Texas Teen Who Sued Parents Over Abortion Clash Back With Mom

Reagan felt her parents were pressuring her to have an abortion.

June 14, 2013— -- It was a case that made national headlines – a pregnant 16-year-old in Texas emancipated herself from her parents because she felt they were pressuring her to have an abortion. Now, just four months later, that same teen is back living with her mother and awaiting the birth of her son.

In many ways Reagan (who has requested her last name not be used) is a lot like any high school student – excited about having her driver's license, planning for summer vacation and hanging out with her friends.

Watch the full story on "20/20: With Parents Like These" TONIGHT at 10 ET.

But unlike most of her high school peers, Reagan is no longer legally considered a child. Under Texas law, she is an adult. In February she made the agonizing decision to emancipate herself from her parents, who are divorced.

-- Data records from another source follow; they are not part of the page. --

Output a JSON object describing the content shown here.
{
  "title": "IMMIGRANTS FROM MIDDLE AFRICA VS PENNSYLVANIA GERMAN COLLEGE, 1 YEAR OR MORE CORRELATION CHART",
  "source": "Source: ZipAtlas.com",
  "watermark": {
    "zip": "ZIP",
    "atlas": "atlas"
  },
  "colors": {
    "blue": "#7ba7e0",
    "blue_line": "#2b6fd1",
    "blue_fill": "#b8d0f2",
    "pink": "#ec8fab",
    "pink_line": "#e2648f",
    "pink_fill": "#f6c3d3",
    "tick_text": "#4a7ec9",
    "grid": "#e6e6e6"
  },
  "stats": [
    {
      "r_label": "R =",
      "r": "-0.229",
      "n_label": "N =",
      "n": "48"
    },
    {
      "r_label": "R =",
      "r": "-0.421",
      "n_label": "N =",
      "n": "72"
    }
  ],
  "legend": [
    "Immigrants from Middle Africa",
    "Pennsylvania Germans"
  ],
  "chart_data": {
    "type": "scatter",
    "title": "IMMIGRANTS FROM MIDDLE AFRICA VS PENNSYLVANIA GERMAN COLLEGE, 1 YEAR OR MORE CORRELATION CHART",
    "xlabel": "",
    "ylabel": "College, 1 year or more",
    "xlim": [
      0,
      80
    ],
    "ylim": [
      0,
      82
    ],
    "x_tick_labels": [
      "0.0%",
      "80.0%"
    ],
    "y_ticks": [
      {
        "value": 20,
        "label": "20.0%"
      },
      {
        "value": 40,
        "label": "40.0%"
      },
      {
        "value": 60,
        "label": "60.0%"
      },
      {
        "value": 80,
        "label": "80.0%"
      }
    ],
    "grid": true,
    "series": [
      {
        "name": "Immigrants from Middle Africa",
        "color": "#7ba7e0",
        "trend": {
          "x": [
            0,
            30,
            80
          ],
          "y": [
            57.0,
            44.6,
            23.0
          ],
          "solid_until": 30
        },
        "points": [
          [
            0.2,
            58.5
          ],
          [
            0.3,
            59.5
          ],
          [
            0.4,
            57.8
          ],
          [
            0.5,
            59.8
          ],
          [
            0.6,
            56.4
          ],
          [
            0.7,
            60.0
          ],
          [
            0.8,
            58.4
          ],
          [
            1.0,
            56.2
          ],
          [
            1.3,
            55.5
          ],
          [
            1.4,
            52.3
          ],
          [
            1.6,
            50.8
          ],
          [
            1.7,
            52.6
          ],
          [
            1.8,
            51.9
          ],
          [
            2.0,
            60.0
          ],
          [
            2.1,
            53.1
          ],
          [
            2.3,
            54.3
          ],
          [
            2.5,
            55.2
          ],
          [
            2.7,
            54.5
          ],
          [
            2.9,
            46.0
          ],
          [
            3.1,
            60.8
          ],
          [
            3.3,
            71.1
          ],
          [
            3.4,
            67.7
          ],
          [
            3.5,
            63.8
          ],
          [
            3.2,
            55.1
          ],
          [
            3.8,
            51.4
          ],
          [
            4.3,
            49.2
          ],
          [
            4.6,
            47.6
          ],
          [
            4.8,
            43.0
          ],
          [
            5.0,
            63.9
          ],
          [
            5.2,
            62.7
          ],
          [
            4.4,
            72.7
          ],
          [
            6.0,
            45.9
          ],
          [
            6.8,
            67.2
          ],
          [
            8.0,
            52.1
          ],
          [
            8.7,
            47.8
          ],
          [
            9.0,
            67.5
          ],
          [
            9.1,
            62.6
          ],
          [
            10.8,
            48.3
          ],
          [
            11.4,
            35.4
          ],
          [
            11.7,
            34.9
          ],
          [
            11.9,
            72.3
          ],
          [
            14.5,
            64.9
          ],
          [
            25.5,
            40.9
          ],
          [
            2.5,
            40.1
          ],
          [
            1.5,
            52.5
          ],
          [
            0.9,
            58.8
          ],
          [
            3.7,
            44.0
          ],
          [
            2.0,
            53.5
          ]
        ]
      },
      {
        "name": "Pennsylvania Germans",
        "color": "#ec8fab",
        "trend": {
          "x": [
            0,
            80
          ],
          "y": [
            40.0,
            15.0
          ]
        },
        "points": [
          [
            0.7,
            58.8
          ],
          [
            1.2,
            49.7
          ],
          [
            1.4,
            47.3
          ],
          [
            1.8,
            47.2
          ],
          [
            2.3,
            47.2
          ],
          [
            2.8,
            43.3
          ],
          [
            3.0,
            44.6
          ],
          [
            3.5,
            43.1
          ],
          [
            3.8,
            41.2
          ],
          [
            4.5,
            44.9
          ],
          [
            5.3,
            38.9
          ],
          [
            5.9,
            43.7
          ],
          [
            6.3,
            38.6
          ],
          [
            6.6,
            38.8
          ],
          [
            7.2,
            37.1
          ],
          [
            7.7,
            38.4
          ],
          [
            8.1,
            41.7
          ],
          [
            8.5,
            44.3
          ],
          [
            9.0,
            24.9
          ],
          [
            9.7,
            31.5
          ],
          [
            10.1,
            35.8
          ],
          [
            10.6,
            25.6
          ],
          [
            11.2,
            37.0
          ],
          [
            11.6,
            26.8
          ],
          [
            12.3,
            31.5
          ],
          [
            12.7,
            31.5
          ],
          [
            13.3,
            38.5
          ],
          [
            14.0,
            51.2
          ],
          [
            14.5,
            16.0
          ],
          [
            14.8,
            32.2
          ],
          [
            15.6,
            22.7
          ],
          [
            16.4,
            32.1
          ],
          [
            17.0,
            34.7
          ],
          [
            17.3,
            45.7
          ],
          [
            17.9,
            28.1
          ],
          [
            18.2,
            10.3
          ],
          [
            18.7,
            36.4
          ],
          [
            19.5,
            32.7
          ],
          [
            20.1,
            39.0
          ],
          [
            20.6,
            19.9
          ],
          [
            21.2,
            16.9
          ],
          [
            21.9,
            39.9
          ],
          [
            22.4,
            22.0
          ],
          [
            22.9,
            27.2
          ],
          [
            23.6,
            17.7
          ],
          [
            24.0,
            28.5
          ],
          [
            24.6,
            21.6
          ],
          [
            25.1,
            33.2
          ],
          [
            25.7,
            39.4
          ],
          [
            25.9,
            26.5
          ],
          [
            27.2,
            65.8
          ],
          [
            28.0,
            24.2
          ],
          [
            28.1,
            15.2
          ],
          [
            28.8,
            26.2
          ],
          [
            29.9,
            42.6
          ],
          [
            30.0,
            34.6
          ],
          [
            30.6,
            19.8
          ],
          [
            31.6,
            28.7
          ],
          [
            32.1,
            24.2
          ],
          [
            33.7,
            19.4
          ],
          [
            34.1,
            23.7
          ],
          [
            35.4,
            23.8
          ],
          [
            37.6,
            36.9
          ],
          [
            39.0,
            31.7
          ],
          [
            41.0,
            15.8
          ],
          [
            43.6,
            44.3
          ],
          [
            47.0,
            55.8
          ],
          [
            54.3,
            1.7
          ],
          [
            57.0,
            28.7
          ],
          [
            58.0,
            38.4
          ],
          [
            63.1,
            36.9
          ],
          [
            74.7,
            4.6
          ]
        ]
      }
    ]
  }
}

The high school junior took her parents to court in Harris County, Texas, to sever their parental rights after she became pregnant and argued with her parents over whether she should have abortion.

"I was furious with both of them," Reagan said in an interview with "20/20." "I wasn't trying to be a stubborn teenager."

Reagan had met her boyfriend, Evan, during summer vacation. A sophomore at a neighboring high school, he shared her love of horses and the outdoors. The two started spending more and more time together after Reagan got her driver's license.

"I've never dated someone who treated me good like that," said Reagan, who fell hard for the handsome 16-year-old. "I think me and him actually got close, really quick."

Reagan's mother, Denise Koen, talked to her daughter about sex and preventing pregnancy. "I said, If you're going to choose to have sex, then you need to ensure that you're going to protect yourself," said Koen. "We'll get you on birth control. I don't want you to set yourself up to fail."

But Reagan stopped taking her birth control pills – and soon after discovered that she was pregnant. She told Evan, who was shocked by the news.

"[I] wasn't expecting to be 16 and having a baby," Evan said.

Reagan held off telling her parents. "I didn't know what my mom was going to think," she said. "Especially Dad, you know, because, it's like your fear when you're a teenage daughter is, Oh my God, my dad!'"

After she broke the news, her father, Jeff Koen, was very upset.

"It's a mistake, done by kids that obviously don't know what they're doing," he said, referring to the pregnancy.

Reagan's mother said she and her ex-husband gave Reagan three options – abortion being only one of them. But Reagan told Evan and his parents that she was afraid her parents might force her to terminate her pregnancy. "She asked us to please help her," said Jaime Burnside, Evan's mother. "And I said, I don't know what I can do, but I'll figure out something."

Evan's parents contacted attorneys from Texas Center for the Defense of Life on Reagan's behalf.

The next thing Denise Koen knew, her daughter had obtained a temporary restraining order against her and her ex-husband.

"I looked at her, I'm like, Really?" recalled Denise. "Where did this come about?"

Within a week the emancipation of Reagan was underway. Both families went before a judge, and Reagan's parents signed an agreement to allow her to marry Evan, thus emancipating her.

In an exclusive interview with ABC News, Reagan's parents and her maternal grandmother, Diane Bailey, said they believed Reagan was manipulated by attorneys with an anti-abortion agenda, who used Reagan to publicize their cause.

"They are activists," Bailey said about the attorneys. "They want to make a sensation for themselves."

Reagan's family was frustrated, Bailey said, because no attempts at mediation were made, and Reagan's signature was legible on legal documents, revealing her identity.

"For us," Reagan's attorney, Steven Casey, told ABC News, the "lawsuit is, for lack of a better phrase, the nuclear option."

Meanwhile, Reagan was adjusting to the idea of being emancipated from her mom and dad.

"I had an idea of what emancipation was," she said. "But I never got, like, the whole gist of it."

Reagan broke off contact with her parents. She and Evan were living with his family and preparing to have the baby, due in September.

Then, in yet another surprise twist, just two weeks ago they moved out of the Burnsides' house and moved in with Reagan's mother.

"They made the choice to move back to my home," said Denise Koen. "I know we're going to have to take everything slowly, but it's such a blessing. I'm really, really pleased that she's back."